Sanken COS-11D is a top of the line omnidirectional lavalier widely used in professional broadcast. It is very small (only 4mm in diameter) and easily concealed under clothes. The three main advantages are the size, the most natural open sound and the fact that it produces the least handling noise when rubbing against the clothes. Sanken is a Japanese manufacturer with a long history and COS-11D is probably the most popular mic they’ve ever produced. In professional broadcast, there are plenty of expensive lavaliers that actually sound good but in the end; it all comes down to the ease of use and form factor where this mic is unrivalled.
A bit of history
Since this is the first review of a Sanken mic, I believe it wouldn’t hurt to introduce the company. Sanken has been established in Japan in 1925 by Rihei Takeuchi with a launch of their first factory. In sixties, they have produced various mics that have been used for broadcasting of the Olympics. In eighties, their mics have been used on the radio stations and they have also started to export their production. They have built many experimental and innovative mics to push the industry forward. But here we’re holding the latest Sanken COS-11D, widely used all over the world… but so little talked about, so it’s time to shed some light!
Sound & quality
This mic has an open, crispy sound and it’s actually one of the most natural sounding lavaliers out there. Having said that, the frequency response is quite bright but since it’s usually worn under clothes and is not spoken into directly, it balances out well in the end. Compared to some others, it’s rather sensitive or hot, so you may want to turn down the gain a little when using it. Another important thing about COS-11D is that it’s highly resistant to RF-interference, which pays out when pairing it with wireless transmitters. The mesh that it comes with also provides water resistance, protecting it from sweat, perspiration and cosmetics.

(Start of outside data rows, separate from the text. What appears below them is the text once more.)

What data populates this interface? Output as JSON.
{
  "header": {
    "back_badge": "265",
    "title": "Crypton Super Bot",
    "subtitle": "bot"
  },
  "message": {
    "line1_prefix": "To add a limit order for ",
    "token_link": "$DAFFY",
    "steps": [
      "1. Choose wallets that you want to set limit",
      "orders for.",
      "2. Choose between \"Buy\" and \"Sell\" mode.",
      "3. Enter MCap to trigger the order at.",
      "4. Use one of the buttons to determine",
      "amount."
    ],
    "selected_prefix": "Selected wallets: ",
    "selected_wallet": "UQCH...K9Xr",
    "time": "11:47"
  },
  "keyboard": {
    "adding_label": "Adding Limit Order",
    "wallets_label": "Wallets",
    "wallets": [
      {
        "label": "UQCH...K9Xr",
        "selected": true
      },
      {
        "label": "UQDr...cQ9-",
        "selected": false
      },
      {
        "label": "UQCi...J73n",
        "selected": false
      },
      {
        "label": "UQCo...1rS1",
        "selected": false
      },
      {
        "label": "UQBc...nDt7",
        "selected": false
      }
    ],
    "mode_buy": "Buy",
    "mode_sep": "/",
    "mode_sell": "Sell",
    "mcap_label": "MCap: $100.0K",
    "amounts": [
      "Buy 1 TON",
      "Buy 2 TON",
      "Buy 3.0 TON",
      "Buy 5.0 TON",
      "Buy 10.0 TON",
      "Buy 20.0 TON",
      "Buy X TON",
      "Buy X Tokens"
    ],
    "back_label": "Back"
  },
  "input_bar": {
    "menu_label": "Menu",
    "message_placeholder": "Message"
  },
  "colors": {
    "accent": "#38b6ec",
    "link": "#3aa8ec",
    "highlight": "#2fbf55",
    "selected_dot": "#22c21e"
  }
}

Sanken COS-11D has an omnidirectional pattern, which means it doesn’t matter for example if you turn it 90 degrees off axis, and it makes almost no difference when a talent turns his head while speaking. Despite many mics are labeled as omni, there is still a tendency to become directional at higher frequencies. For COS-11D, it’s only about 2 dB difference when turned 180 off axis @ 20 kHz, which is perfect. Omni pattern also helps reducing handling noise so common for lavaliers when rubbing against clothes. In addition, it has a special coating to reduce rustling, in which regard it is considered one of the most tolerant.
This mic comes with three different terminals: 3.5mm locking connector for Sennheiser evolution transmitters, TA5 universal locking for Lectrosonics transmitters and unterminated. Lectrosonics gear is quite high-end, so it’s more often used with cheaper Sennheiser G3 systems as a replacement to the default ME-2 lavaliers that come with it. Sennheiser wireless is actually decent but the ME-2 lavs are terrible compared to Sanken. Therefore, an upgrade to COS-11D offers a tremendous improvement. If you like DIY there is also unterminated version, so having some skills you can solder it to almost any separately bought connector and it will cost you cheaper.
Application and accessories
Sanken COS-11D comes with a metal mesh that serves as windscreen and repels water. Then there is a metal clip with a loop for attaching it onto cloth, usually behind a button where it sits pretty well. You will find a rubber mount for taping it onto body as well. You can probably find even less conspicuous aftermarket solutions but that’s more than enough for starters. Anyway, with such a low profile, the mic is super easy to hide, and the fact that there is very little cloth rustling assures for a versatile placement. Don’t underestimate the power of a miniature Sanken – this mic can give you a sound comparable to a good shotgun or a studio mic!